Parents often wonder about the best ways to save towards their child’s future. There are several options: savings accounts, mutual funds, bonds, and life insurance. While life insurance can be used in the event of a child’s death, it can also be used as a building block towards college tuition and other expenses once a child reaches adulthood.
Different Types of Life Insurance
Life insurance is grouped into two categories- term and whole. Term life insurance offers coverage for a certain amount of years. Upon the policy holder’s death, that benefit is paid out to the designated beneficiaries. For children, term life insurance is only available through a rider on their parent’s existing policy. A rider is an additional cost that covers another person for a small amount.

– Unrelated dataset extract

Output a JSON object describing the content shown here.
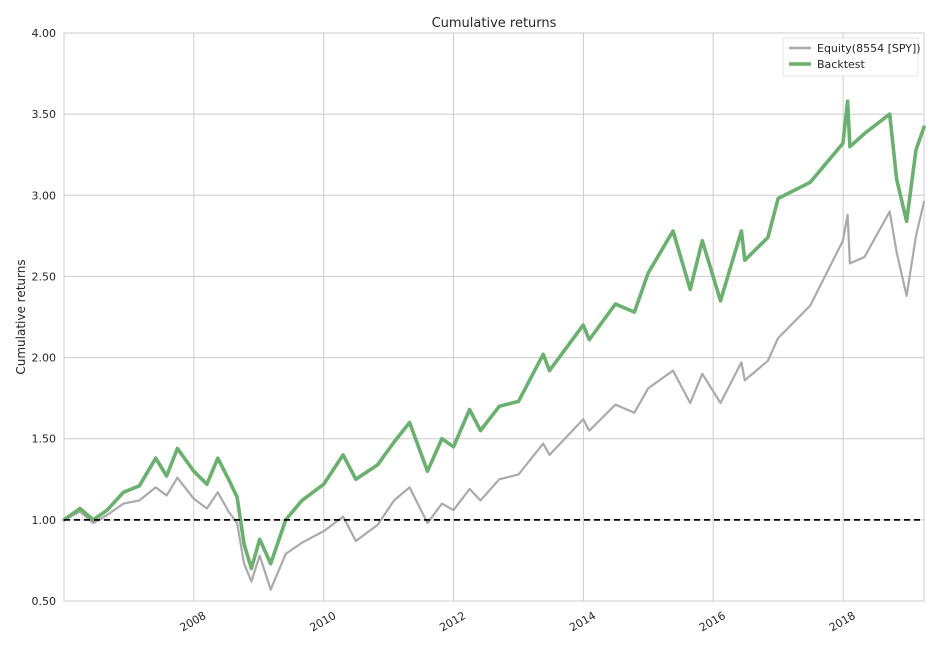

Term life insurance is only paid out if someone dies. In terms of savings, whole life insurance is a better option for children. Whole life insurance is a permanent policy that accrues value over time. Once a child reaches a certain age, they can cash out the policy or use it to get a larger life insurance policy.
The Benefits of Whole Life Insurance
Whole life insurance is advantageous if a child suffers from an illness or disease that may prevent them from acquiring life insurance later on. While most young adults have no problem obtaining life insurance, this is something to consider if a child has medical issues.
Both term and whole life insurance will help cover expenses in the event of a child’s death, such as funeral costs, medical bills, and financial assistance for family members that need to take time off from work to grieve.
While whole life insurance is more costly than term life insurance, it does accrue cash value, which can be used for expenses later on in adulthood. The policy can be surrendered completely for the cash value, or the policy owner can borrow money from it which will be paid back over time.
Things to Consider
While term and whole life insurance both have their benefits, there are many other savings options that cost less and are equally valuable. Parents should think about their overall financial picture and weigh all savings options before purchasing life insurance for their child.